Malgré le sentiment de fierté qu’il éprouvait, comme un retour de la jeunesse, quand il avait à son bras sa fille préférée, il se sentait maintenant un peu gêné, honteux de sa santé, de ses membres gros et forts ; il éprouvait presque le sentiment d’un homme qui se trouve déshabillé en société.

— Présente-moi, présente-moi à tes nouveaux amis, dit-il à sa fille en lui serrant le bras de son coude. Je suis tout de même content de ton vilain Soden parce qu’il t’a si bien remise. Seulement c’est bien triste chez vous.
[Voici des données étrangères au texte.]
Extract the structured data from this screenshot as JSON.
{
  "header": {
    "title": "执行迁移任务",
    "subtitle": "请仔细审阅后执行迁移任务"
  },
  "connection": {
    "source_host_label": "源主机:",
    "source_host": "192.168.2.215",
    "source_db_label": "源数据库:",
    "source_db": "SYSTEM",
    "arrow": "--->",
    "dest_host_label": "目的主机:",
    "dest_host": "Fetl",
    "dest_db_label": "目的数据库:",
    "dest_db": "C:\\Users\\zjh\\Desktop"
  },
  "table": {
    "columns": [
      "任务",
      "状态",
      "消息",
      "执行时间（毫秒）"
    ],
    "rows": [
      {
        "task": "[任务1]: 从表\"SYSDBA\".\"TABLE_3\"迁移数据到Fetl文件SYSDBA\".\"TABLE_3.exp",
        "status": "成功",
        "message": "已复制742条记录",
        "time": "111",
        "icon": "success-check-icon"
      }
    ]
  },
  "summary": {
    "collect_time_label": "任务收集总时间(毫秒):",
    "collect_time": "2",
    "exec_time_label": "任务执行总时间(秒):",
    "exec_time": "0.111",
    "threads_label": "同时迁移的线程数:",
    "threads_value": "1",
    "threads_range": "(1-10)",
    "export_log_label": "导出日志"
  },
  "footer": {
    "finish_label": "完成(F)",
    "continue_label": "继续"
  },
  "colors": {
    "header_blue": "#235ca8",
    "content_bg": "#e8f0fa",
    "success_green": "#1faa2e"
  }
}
Qui est-ce ?

Kitty lui nommait les personnes qu’ils croisaient. À l’entrée même du jardin, ils rencontrèrent l’aveugle, madame Berthe, avec sa conductrice, et le prince se rasséréna en voyant l’expression attentive de la vieille Française aux sons de la voix de Kitty. Aussitôt, avec l’amabilité exagérée des Français, elle se mit à lui parler, le félicitant d’avoir une si charmante fille et appelant Kitty son trésor, sa perle, son ange consolateur.

— En ce cas, elle est l’ange numéro 2, dit le prince en souriant. Et l’ange numéro 1 est mademoiselle Varenka.